Each test case consists of an integer n (n<=4,294,967,295). Here n is the maximum number of trees.
The Output
For each test case, print one line containing the actual number of nodes.
Sample Input
5 14 42
Sample Output
3 4 5
公式 f[n] = C(2*n,n)/(n+1)
原本的遞迴公式 f[n]=f[0]*f[n-1]+f[1]*f[n-2]+…+f[n-1]*f[0]

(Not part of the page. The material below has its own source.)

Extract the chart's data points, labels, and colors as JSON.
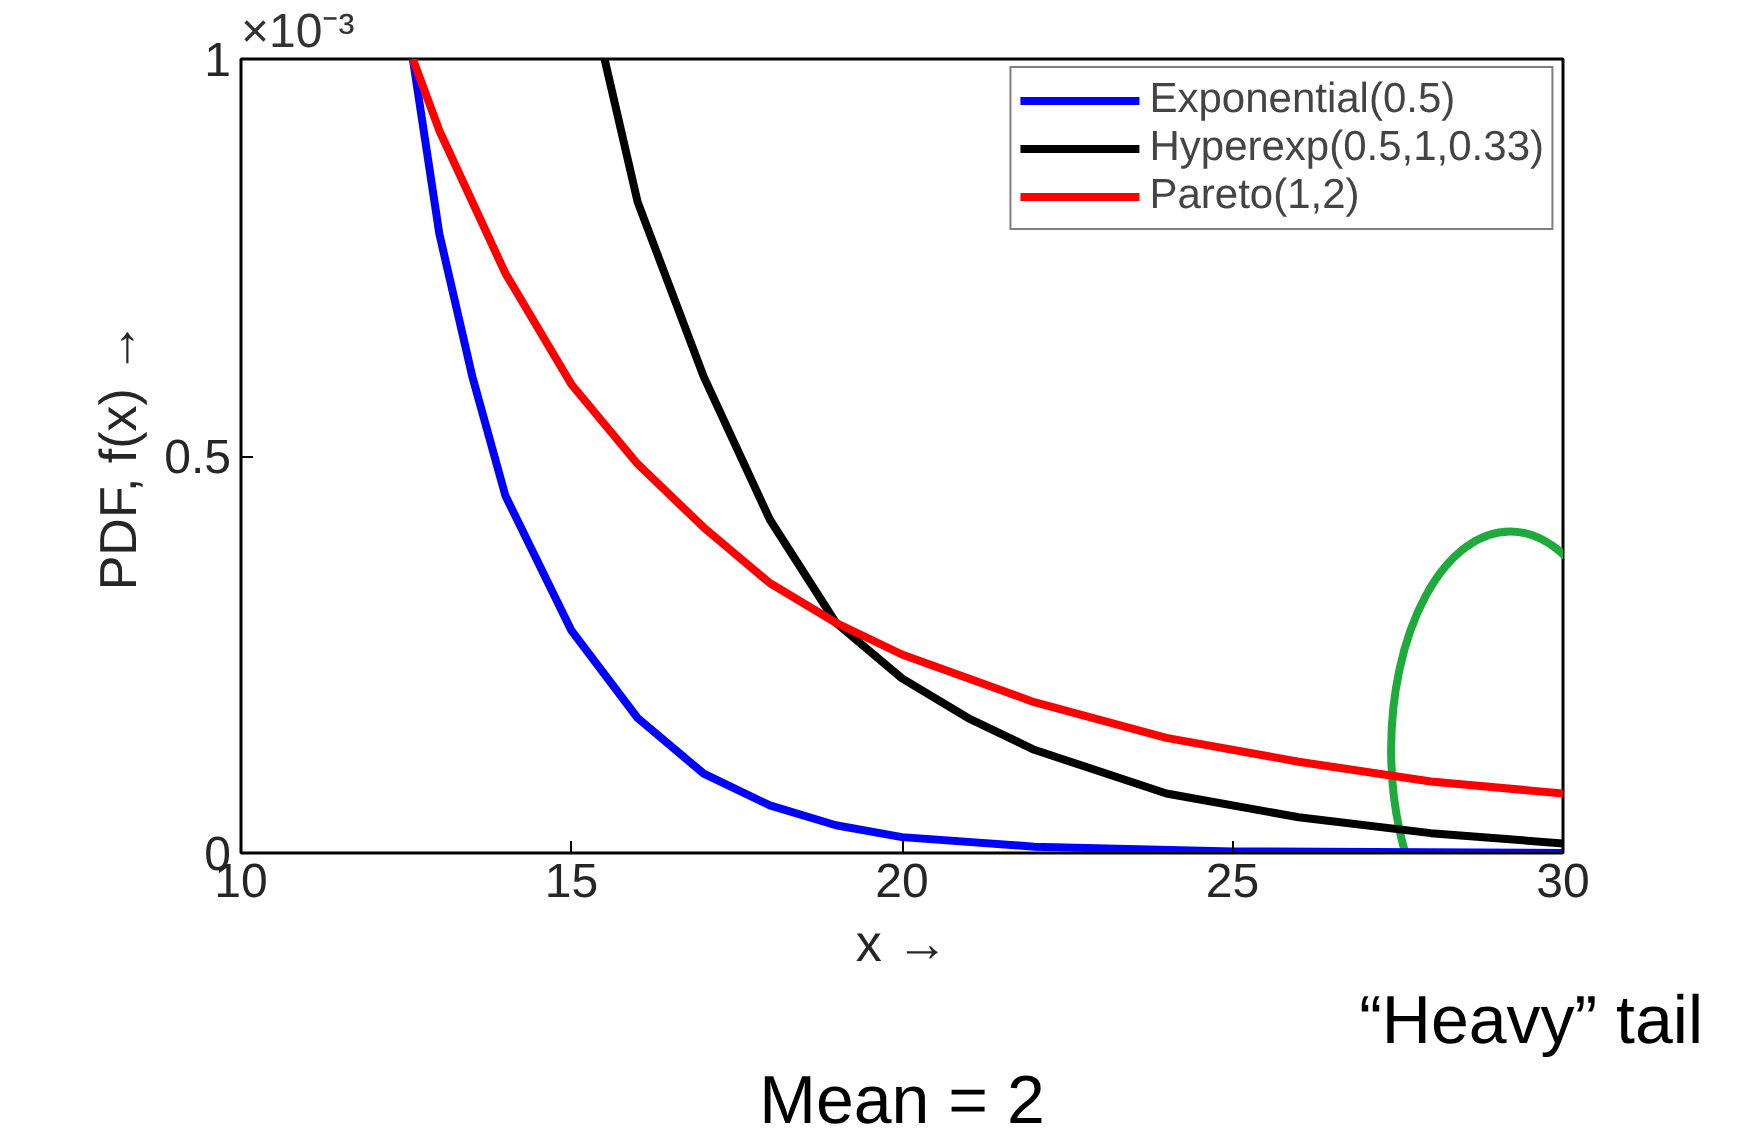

產生遞迴後 f[n]=(4n-2)/(n+1)*f[n-1]
#include <stdio.h>
#include <iostream>
#include <map>
using namespace std;
int main() {
long long f = 1;
map<long long, int> record;
record[1] = 1;
for(int i = 2; i <= 100; i++) {
f = f*(4*i-2)/(i+1);
record[f] = i;
}
while(scanf("%lld", &f) == 1) {
printf("%d\n", record[f]);
}
return 0;
}
順便練習 JAVA 的大數與 map使用
import java.math.BigInteger;
import java.util.Scanner;
import java.util.HashMap;
import java.util.Map;
public class Main {
public static void main(String[] args) {
BigInteger[] f = new BigInteger[1001];
Map<String, Integer> map = new HashMap<String, Integer>();
f[1] = BigInteger.valueOf(1);
map.put(f[1].toString(), 1);
for(int i = 2; i <= 100; i++) {
f[i] = f[i-1].multiply(BigInteger.valueOf(4*i-2)).divide(BigInteger.valueOf(i+1));
map.put(f[i].toString(), i);
}
Scanner cin = new Scanner(System.in);
while(cin.hasNext()) {
long n = cin.nextLong();
System.out.println(map.get("" + n));
}
}
}